Los toros son un escándalo porque constituyen el arte al que aspiran todas las demás artes, igual que todos los deportes aspiran al boxeo. La coreografía del erotismo y la muerte predisponen una dialéctica arrebatadora. La creatividad efímera e irrecuperable. Es la razón por la que Calvo ponderaba la transgresión y la vanguardia como argumentos inequívocos de la tauromaquia. Los toros son un arte extremo, incómodo. E impropio de una sociedad inodora, incolora e insípida.
Los toros son un escándalo porque suscitan la pulsión prohibicionista de los Estados protectores. Sánchez e Iglesias quieren abolirlos para remarcar el intervencionismo y la doctrina. Claro que una sociedad puede abjurar de la tauromaquia. Y suprimirla de sus hábitos, de sus costumbres, pero no porque un Gobierno se entrometa en las libertades e imponga el catecismo laico.
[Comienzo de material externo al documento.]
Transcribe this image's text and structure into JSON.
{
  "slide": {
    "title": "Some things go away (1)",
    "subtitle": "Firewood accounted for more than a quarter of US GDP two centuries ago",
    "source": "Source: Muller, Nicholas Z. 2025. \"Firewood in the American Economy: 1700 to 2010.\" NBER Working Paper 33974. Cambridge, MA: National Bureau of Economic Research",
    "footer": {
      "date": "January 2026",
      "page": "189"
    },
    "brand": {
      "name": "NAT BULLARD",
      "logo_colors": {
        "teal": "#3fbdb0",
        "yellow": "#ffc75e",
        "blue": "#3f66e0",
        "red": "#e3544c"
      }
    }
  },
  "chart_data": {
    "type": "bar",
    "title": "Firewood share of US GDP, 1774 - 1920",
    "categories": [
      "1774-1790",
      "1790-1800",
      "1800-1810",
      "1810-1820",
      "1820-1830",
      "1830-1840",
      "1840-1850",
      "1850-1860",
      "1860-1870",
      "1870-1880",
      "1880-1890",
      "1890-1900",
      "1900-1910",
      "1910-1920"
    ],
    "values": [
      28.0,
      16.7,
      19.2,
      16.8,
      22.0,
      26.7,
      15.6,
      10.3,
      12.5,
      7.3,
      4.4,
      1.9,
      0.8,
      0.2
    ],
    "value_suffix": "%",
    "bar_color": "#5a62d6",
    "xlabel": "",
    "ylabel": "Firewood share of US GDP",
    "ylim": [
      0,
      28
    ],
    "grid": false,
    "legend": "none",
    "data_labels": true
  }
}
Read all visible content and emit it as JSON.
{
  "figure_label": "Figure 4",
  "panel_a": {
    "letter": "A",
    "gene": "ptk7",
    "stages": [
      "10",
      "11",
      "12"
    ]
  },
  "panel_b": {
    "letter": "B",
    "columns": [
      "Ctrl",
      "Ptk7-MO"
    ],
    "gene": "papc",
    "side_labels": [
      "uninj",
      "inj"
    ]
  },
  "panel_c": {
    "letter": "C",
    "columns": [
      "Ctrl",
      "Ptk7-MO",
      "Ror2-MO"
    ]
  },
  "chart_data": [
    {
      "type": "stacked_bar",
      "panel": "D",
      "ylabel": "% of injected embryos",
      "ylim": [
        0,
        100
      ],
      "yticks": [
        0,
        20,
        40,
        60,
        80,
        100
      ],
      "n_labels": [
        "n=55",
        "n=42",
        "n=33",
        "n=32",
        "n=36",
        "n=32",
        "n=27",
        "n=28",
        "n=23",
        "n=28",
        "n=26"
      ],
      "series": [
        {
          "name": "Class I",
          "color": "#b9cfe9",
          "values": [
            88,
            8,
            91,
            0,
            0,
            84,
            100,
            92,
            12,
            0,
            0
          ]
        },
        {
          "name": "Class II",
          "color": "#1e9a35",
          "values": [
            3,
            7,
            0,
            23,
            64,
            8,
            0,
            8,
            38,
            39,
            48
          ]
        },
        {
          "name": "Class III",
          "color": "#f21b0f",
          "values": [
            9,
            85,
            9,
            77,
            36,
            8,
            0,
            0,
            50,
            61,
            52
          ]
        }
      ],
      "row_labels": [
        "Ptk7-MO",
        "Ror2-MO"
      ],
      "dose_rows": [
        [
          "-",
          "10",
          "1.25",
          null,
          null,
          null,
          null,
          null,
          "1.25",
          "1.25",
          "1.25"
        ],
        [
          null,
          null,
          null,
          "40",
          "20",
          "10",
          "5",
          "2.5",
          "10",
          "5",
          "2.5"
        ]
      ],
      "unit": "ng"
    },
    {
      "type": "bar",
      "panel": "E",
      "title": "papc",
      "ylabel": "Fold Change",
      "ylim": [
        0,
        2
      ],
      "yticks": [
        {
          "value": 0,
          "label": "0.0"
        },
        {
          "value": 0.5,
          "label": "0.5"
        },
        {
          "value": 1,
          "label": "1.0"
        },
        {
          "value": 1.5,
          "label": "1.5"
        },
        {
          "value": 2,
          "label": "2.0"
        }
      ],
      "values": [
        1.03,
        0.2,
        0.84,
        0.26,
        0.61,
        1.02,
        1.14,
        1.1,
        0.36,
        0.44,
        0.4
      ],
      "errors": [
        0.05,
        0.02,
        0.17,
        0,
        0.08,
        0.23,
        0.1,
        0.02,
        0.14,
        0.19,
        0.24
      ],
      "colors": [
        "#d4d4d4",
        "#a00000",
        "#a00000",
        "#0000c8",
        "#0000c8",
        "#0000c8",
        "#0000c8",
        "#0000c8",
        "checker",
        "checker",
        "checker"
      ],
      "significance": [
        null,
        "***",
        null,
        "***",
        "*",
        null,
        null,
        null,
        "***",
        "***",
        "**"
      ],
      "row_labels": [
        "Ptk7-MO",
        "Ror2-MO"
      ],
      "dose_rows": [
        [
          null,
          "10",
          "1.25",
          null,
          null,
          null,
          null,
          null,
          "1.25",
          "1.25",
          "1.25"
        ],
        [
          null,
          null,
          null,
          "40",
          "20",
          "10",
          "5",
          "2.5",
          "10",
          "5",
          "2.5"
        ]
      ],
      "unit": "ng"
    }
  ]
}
Sánchez e Iglesias quieren abolir los toros para remarcar el intervencionismo y la doctrina
No es la única perversión política. También intoxica la tauromaquia Vox cada vez que la tergiversa como una tradición celtibérica e identitaria. La máxima figura del toreo es un peruano. Y la plaza de Las Ventas la gestiona un lúcido empresario francés, Simón Casas. La tauromaquia es mediterránea y trasatlántica. Y españolísima, pero no como una canción de Manolo Escobar, sino como un reflejo cultural descarado y subversivo. El torero a pie nace como un desafío al aristócrata del caballo. Los toros son populares en la acepción más heterogénea y más abierta. Vincularlos a la derecha es tan ridículo como condenarlos desde la izquierda. O como amarlos o refutarlos desde el nacionalismo. La prohibición pionera de Cataluña sometía la tauromaquia a una contorsión identitaria. La españolidad condenaba su porvenir. Y constreñía a los aficionados catalanes a cruzar la frontera para asistir a las corridas en… Francia, como sucedía en los tiempos de los libros prohibidos y de las películas eróticas. De hecho, el problema de prohibir los toros no son los toros, sino la prohibición. Ha comenzado a arbitrarse en nombre del bienestar animal. Y del bienestar infantil, pues Iglesias quiere generalizar el impedimento del acceso a los menores de edad. Alejarlos de los templos del mal, de las madrasas, protegerlos de sus padres en una suerte de ‘pin taurino’ que se antoja moralista y sermonero.
El escándalo de los toros puede convertirse en su salvación. Tanto las sociedades se amaneran, edulcoran, infantilizan, estandarizan y amuerman, tanto resulta atractivo y provocador asomarse al vértigo que propone un acontecimiento transgresor y vanguardista. Lo decía Carmen Calvo, aunque no resulta desdeñable el porvenir de clandestinidad. Corridas de toros secretas, novilladas alevosas en una sociedad gobernada por la sumisión de los humanos a los gatitos.